As SQLite3 is part of the python standard library you will simply need to import the library, create a connection and query the database with SQL. An example of this is included below:
import sqlite3
import pandas as pd
conn = sqlite3.connect("/gel_data_resources/main_programme/tiering_data_cancer/GRCh38")
df = pd.read_sql_query(sql_query, conn)
For R there is the need to install the additional DBI
and RSQLite
libraries before proceeding with a query such as:
library(DBI)
con <- dbConnect(RSQLite::SQLite(),
"/gel_data_resources/main_programme/tiering_data_cancer/GRCh38",
flags = SQLITE_RO)
df <- dbGetQuery(con, sq_query)
Once in a dataframe the data can be more easily processed or outputed to a file.

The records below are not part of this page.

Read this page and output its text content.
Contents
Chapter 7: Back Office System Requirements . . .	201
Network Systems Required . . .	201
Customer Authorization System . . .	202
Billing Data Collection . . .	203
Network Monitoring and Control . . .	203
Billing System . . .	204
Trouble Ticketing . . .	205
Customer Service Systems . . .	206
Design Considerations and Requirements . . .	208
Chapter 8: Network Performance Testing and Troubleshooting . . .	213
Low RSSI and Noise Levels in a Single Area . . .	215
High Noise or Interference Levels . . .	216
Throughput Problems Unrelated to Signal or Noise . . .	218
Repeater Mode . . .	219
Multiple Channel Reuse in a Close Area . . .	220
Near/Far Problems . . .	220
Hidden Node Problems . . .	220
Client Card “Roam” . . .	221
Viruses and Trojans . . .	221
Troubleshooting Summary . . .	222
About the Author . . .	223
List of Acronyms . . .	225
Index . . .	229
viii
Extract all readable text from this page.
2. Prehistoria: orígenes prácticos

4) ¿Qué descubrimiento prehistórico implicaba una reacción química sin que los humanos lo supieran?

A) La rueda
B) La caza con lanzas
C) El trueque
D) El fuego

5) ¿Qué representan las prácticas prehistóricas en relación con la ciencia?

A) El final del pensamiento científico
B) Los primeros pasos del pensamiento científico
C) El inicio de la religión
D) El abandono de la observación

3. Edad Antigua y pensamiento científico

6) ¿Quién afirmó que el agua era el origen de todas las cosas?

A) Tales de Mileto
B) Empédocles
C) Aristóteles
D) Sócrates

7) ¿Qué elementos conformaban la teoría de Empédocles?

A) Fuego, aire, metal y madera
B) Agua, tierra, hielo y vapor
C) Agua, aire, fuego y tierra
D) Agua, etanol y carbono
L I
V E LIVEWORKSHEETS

In both examples a query in SQL such as:
SELECT
DISTINCT disease_sub_type,
COUNT(disease_sub_type) AS count_of_disease_sub_types
FROM
v17_cnv
WHERE
gene = 'BRCA1' AND
type = 'LOH'
GROUP BY disease_sub_type;
sql_str
and used in the script
Note on variant calling¶
Structural variants (SVs) and long indel (>50bp) calling is performed with Manta (version 0.28.0) which combines paired and split-read evidence for SV discovery and scoring. Copy number variants (CNVs) are called with Canvas (version 1.3.1) which employs coverage and minor allele frequencies to assign copy-number data. These tools filter out the following variant calls:
- Manta-called SVs with a normal sample depth near one or both variant break-ends three times higher than the chromosomal mean
- Manta-called SVs with somatic quality score < 30
- Manta-called somatic deletions and duplications with length > 10kb
- Manta-called somatic small variant (<1kb) where fraction of reads with MAPQ0 around either break-end > 0.4
- Canvas-called somatic CNVs with length < 10kb
- Canvas-called somatic CNVs with quality score < 10